The government has launched an ill-advised decongestion plan. This plan is supposed to curb COVID-19 infections by moving some people out of the overpopulated tin shack suburbs. Human beings are supposed to be shoved into these quickly built, un-serviced structures that are little more than large tool sheds. Now, we learn that there is no money to continue building them – the ‘emergency’ decongestion plan is without funds.
The minister of rural and urban housing has sent a letter to local authorities. He is asking them to find money to take up the decongestion project on top of finding land to build them on. Of course, municipalities have no money for this project unless something else is defunded.
How was a program to ‘decongest’ peri-urban areas for pandemic prevention started without funds to finish it? Is this a demand of the ministry of health foisted upon the ministry of rural and urban housing? Are we witnessing passive aggressive bureaucratic push back?
De-populating impoverished shanty towns is a humane housing goal, regardless of a pandemic. But, Namibia has failed to provide low cost or government subsidized housing at any time in the country’s history. For lack of political will before and after independence, the task has been left largely unattended.
Building proper affordable homes has not been a priority. The Mass Housing Project fell flat. Government chose any number of billion dollar projects to fund instead of housing. There have been major scandals that diverted billions in state funds that could have been spent on housing. Now, with the supposed ‘need’ for decongestion to battle the pandemic, there is no money left for it.
It is unfair to thrust the national government’s decision about ‘decongestion’ onto the municipalities. If local authorities were supposed to pay for it, then they should have been present when the decision was taken. The ministry of finance should have attacked all budgets to find money for this supposed emergency housing plan. If there was still not enough, then the project should have been scrapped.
If building these structures is such an emergency, then cut it from civil service salaries for next month. That should be enough to finish the cheap ‘houses’.
Here is the real Waterloo with the entire decongestion program. There is no housing plan approved by engineers and structural experts. There is no regulated occupancy plan. How many people are allowed to live in each space per square meter according to existing regulations? Who will pay to move these people to the new locations? Where will they find running water so they can regularly wash their hands?
There is no legal framework regarding ownership of the structures or liability for accidents. Are there checks-and-balances when the keys are handed out or will officials give house keys to friends?
Quickly-built cheap houses will fall apart in short order. Who pays for repairs? Who supervises each development to slow down intentional destruction?
Will people receiving the structures, move back to the tin shack suburbs and then, rent out the new places to earn income? What stops others from migrating to peri-urban areas and simply re-occupying the decongested space? The constitution allows free movement. So, what is the plan?

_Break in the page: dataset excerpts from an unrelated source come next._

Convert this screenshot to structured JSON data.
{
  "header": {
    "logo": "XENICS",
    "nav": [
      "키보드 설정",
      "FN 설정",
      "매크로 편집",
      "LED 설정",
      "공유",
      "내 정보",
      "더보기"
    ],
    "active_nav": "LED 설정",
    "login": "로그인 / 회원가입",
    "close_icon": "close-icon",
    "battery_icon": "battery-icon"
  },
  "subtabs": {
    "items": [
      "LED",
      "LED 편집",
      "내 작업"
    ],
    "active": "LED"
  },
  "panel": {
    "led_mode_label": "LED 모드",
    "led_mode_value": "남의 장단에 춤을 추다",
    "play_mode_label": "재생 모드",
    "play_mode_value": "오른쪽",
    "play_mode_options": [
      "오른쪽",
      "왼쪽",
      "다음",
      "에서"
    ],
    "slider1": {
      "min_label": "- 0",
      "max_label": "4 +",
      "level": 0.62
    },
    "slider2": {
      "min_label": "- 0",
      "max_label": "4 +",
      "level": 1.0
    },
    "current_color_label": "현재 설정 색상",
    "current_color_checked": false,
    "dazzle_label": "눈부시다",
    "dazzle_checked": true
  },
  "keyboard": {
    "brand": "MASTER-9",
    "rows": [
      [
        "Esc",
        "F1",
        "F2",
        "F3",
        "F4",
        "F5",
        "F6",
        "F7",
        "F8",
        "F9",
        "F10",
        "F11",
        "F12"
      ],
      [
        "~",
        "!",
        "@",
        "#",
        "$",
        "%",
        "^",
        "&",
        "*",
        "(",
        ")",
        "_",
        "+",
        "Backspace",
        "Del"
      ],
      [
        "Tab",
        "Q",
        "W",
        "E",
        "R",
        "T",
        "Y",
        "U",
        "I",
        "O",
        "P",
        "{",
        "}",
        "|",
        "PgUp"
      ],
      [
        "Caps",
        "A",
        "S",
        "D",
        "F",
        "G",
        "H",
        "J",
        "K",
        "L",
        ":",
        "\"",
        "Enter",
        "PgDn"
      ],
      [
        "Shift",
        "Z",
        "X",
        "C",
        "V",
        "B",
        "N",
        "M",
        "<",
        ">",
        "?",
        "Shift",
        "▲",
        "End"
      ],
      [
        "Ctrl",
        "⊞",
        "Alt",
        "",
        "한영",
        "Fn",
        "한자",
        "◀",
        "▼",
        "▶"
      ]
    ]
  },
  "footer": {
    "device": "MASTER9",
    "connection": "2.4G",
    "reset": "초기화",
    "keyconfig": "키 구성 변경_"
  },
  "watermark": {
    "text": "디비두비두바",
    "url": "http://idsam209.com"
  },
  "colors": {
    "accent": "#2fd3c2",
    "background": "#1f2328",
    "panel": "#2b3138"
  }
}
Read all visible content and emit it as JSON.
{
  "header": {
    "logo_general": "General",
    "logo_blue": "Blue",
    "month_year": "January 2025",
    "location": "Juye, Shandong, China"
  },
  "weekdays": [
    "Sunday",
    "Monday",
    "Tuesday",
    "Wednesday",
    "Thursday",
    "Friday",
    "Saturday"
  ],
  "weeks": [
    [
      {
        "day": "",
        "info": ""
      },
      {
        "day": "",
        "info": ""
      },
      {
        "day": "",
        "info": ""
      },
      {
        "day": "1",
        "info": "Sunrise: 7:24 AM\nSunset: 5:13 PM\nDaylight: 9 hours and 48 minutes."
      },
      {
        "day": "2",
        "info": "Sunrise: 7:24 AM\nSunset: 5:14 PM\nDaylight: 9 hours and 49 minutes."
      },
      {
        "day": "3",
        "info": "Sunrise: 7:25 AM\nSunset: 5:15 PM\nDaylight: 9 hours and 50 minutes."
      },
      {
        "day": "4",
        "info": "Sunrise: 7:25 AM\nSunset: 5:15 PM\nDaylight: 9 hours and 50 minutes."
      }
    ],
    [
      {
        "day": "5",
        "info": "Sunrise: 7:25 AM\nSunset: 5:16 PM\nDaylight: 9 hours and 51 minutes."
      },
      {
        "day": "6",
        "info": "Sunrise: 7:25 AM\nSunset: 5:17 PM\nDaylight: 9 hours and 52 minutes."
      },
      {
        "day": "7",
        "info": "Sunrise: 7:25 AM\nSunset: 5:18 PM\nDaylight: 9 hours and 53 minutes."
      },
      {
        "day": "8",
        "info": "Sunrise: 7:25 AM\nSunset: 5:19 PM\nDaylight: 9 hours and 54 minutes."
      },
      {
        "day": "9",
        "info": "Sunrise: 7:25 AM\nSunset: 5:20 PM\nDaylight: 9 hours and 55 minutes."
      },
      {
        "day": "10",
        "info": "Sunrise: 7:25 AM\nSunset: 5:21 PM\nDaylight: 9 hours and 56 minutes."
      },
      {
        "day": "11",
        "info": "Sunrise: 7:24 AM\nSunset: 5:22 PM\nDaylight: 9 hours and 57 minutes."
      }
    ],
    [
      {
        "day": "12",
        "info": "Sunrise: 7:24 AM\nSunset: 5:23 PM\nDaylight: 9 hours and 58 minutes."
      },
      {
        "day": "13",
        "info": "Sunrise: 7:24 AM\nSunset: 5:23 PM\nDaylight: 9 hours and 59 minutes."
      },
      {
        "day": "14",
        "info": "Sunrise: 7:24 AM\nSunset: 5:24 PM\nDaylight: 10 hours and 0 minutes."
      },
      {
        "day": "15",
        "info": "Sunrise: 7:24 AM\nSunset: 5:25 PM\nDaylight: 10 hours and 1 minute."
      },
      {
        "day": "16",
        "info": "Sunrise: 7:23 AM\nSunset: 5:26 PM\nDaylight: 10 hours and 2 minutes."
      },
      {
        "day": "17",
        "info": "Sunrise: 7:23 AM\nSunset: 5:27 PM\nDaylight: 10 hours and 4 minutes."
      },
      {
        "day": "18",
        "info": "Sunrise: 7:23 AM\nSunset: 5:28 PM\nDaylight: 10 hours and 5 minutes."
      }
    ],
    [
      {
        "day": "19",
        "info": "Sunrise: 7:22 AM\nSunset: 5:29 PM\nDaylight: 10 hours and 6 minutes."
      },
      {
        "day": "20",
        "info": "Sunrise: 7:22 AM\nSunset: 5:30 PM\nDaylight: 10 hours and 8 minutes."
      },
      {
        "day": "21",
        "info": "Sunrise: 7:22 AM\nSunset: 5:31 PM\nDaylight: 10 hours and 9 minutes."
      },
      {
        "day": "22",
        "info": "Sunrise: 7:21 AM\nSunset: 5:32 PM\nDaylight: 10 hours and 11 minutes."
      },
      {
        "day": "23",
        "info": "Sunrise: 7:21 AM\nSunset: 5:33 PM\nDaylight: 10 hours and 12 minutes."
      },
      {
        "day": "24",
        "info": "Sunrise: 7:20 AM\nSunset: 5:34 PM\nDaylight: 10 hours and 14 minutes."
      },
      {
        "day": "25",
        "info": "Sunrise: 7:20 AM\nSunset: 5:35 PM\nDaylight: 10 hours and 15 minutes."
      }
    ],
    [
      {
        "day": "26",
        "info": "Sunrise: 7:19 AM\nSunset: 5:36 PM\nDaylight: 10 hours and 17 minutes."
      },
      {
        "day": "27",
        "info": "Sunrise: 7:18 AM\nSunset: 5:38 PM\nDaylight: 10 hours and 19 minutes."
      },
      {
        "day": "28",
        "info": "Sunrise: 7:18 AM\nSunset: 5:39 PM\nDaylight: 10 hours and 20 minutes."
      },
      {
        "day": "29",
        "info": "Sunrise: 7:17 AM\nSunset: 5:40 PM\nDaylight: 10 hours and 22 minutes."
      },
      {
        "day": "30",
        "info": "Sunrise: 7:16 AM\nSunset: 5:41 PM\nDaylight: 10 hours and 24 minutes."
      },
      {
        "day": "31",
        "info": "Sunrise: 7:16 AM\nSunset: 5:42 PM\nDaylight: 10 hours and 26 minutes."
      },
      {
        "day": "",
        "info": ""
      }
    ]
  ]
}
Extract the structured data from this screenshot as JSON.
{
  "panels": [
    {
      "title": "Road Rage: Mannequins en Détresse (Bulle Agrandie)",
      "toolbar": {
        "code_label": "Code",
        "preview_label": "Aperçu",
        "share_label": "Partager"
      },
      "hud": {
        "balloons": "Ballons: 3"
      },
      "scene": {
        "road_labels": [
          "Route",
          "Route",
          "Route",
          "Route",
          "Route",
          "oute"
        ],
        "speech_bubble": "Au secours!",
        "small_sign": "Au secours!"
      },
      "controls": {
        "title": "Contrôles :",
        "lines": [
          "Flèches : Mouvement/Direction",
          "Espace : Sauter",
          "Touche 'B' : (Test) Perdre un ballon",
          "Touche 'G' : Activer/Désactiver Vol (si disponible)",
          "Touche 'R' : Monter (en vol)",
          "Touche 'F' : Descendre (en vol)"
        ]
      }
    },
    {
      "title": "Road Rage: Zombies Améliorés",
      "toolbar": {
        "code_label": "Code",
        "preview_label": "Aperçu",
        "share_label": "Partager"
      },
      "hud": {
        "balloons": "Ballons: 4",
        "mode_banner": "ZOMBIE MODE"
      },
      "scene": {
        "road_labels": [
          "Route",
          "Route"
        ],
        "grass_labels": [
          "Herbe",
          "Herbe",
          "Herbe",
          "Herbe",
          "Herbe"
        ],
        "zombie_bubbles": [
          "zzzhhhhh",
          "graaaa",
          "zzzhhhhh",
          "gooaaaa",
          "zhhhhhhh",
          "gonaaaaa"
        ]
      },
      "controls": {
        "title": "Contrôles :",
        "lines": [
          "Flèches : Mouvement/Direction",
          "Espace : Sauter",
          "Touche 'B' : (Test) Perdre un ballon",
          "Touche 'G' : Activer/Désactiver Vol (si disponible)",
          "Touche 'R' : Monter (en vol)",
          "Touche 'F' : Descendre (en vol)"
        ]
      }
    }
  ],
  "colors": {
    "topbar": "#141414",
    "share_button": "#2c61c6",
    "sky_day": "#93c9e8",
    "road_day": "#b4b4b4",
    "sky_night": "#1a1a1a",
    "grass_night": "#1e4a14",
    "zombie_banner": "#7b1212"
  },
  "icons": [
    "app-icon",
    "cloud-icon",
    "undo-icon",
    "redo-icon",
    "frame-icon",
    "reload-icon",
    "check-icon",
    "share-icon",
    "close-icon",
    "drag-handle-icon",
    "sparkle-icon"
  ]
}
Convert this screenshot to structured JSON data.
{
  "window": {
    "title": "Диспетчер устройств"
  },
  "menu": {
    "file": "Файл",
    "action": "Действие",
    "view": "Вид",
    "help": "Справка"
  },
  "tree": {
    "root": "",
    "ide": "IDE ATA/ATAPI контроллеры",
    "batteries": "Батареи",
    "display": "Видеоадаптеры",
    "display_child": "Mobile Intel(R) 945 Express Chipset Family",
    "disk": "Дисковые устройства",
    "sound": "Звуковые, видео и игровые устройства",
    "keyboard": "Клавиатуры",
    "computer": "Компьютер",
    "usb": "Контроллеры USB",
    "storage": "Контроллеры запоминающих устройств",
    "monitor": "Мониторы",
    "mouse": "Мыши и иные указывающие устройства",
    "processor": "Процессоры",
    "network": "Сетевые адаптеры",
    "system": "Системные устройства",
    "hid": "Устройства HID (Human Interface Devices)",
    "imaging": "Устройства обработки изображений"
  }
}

What is the sanitation and waste removal plan; other health issues can flare-up. Where is the safety and security plan or shall more women and girls be raped as they wash and relieve themselves in the open?
Will the structures be registered to an individual? If there is a registration, will the usual sexism prevail and only men will benefit? Female-headed households must be empowered first.
What is the plan for when families break down or the person to whom the house is registered is dies? What are the domicile rights for all who live in a property?
We ignore these major questions at our peril. The entire decongestion project is a class action law suit in the making.
We urge the government to scrap the decongestion plan before it blows up even further. In any event, the disease is already loose in the general population of the areas where the decongestion structures are to be built.
The government announced its shift in the pandemic tactics to serving those infected. There is now emphasis on protecting our heroic healthcare workers. People are encouraged to maintain the preventative measures that are possible. Until there is a vaccine, unaffordable, decongestion tool sheds make no sense.